You're not making cyberweapons, are you?

Eugene Kaspersky has called for talks to limit the production of cyberweapons, but could the result be an intrusive inspection regime affecting every business?
Written by Stilgherrian , Contributor

There was nothing particularly new in Eugene Kaspersky's address to the National Press Club in Canberra on Thursday. The chief executive officer and chairman of Russian information security giant Kaspersky Lab is currently giving the world what The Irish Times called his seemingly endless "roadshow on cyber-nasty woes of modern life".

Indeed, he covered much the same ground as he did in the conversation that I recorded with him back in May — but more polished.

The key difference is that we now live in a post-Snowden world, and the key takeaway for Australia from Edward Snowden's revelations is that Julian Assange is no longer important. Well played, Eugene, well played.

So, Kaspersky in a nutshell. There are three things to worry about: Cybercrime, cyber espionage, and attacks on critical infrastructure in cyberspace. (Kaspersky cybers more than any human being should ever be allowed, but for some reason, it sounds right in a Russian accent.) Cybercrime is "huge", but we're getting it under control. Cyber espionage is "extremely dangerous" for international trust, and we need to limit it somehow. And the big one, the potential for devastating attacks on critical infrastructure, is what keeps him awake at night — and he'd like to see some international cooperation in limiting the risk there, too.
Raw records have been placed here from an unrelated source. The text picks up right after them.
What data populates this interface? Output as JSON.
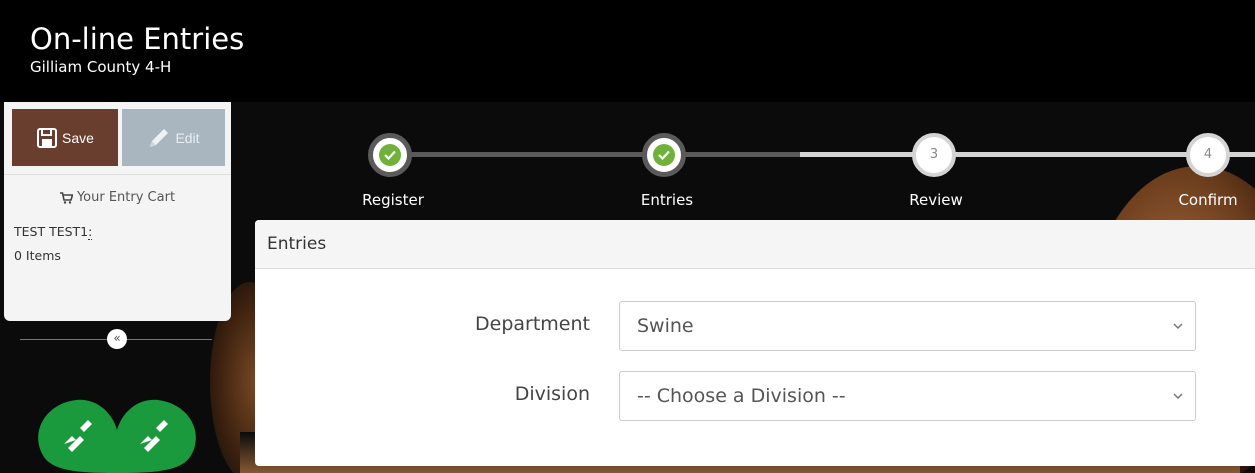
{
  "header": {
    "title": "On-line Entries",
    "subtitle": "Gilliam County 4-H"
  },
  "sidebar": {
    "save_label": "Save",
    "edit_label": "Edit",
    "cart_title": "Your Entry Cart",
    "participant_name": "TEST TEST1",
    "participant_suffix": ":",
    "item_count": "0 Items",
    "collapse_glyph": "«"
  },
  "stepper": {
    "steps": [
      {
        "label": "Register",
        "state": "done"
      },
      {
        "label": "Entries",
        "state": "done"
      },
      {
        "label": "Review",
        "number": "3",
        "state": "todo"
      },
      {
        "label": "Confirm",
        "number": "4",
        "state": "todo"
      }
    ]
  },
  "panel": {
    "title": "Entries",
    "department_label": "Department",
    "department_value": "Swine",
    "division_label": "Division",
    "division_value": "-- Choose a Division --"
  },
  "colors": {
    "save_button": "#6a3e2e",
    "edit_button": "#a9b6bf",
    "step_done_check": "#6fb13a",
    "logo_green": "#1a9a3c"
  },
  "icons": {
    "save": "floppy-disk-icon",
    "edit": "pencil-icon",
    "cart": "shopping-cart-icon",
    "check": "checkmark-icon",
    "collapse": "double-chevron-left-icon",
    "select": "chevron-down-icon",
    "logo": "4h-clover-logo"
  }
}
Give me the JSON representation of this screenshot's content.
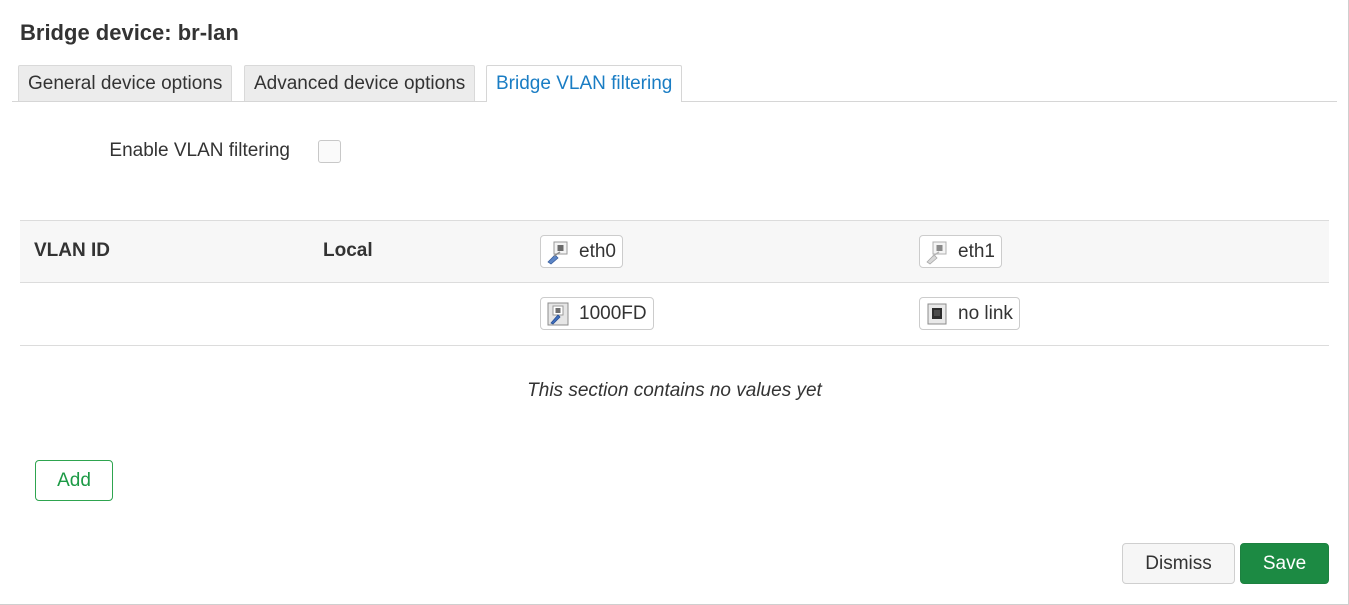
{
  "dialog": {
    "title": "Bridge device: br-lan"
  },
  "tabs": [
    {
      "label": "General device options",
      "active": false
    },
    {
      "label": "Advanced device options",
      "active": false
    },
    {
      "label": "Bridge VLAN filtering",
      "active": true
    }
  ],
  "options": {
    "enable_vlan_filtering": {
      "label": "Enable VLAN filtering",
      "checked": false
    }
  },
  "vlan_table": {
    "headers": {
      "vlan_id": "VLAN ID",
      "local": "Local"
    },
    "ports": [
      {
        "name": "eth0",
        "status": "1000FD",
        "icon": "ethernet-port-icon",
        "status_icon": "link-up-icon"
      },
      {
        "name": "eth1",
        "status": "no link",
        "icon": "ethernet-port-icon",
        "status_icon": "link-down-icon"
      }
    ],
    "empty_message": "This section contains no values yet"
  },
  "buttons": {
    "add": "Add",
    "dismiss": "Dismiss",
    "save": "Save"
  },
  "colors": {
    "active_tab_text": "#1a7dc4",
    "add_button": "#1c9a46",
    "save_button_bg": "#1c8a43"
  }
}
For the most part, I've been sceptical of the idea that a massive, coordinated strike on a nation's industrial control systems — everything from power grids and transportation systems to datacentre air conditioning systems and prison cell doors — could bring a nation to its knees in some digital-apocalyptic SCADAgeddon.

Industrial control systems (ICS) are woefully insecure, yes, and all manner of industrial control networks have been connected to the internet in that perennial "victory" of momentary convenience over security common sense. But as ICS security experts have pointed out, knowing how to hack into controller number 75454, say, is only the first step; you then need to know what controller 75454 actually does, and you need to understand how it interacts with the rest of the system before you can take control.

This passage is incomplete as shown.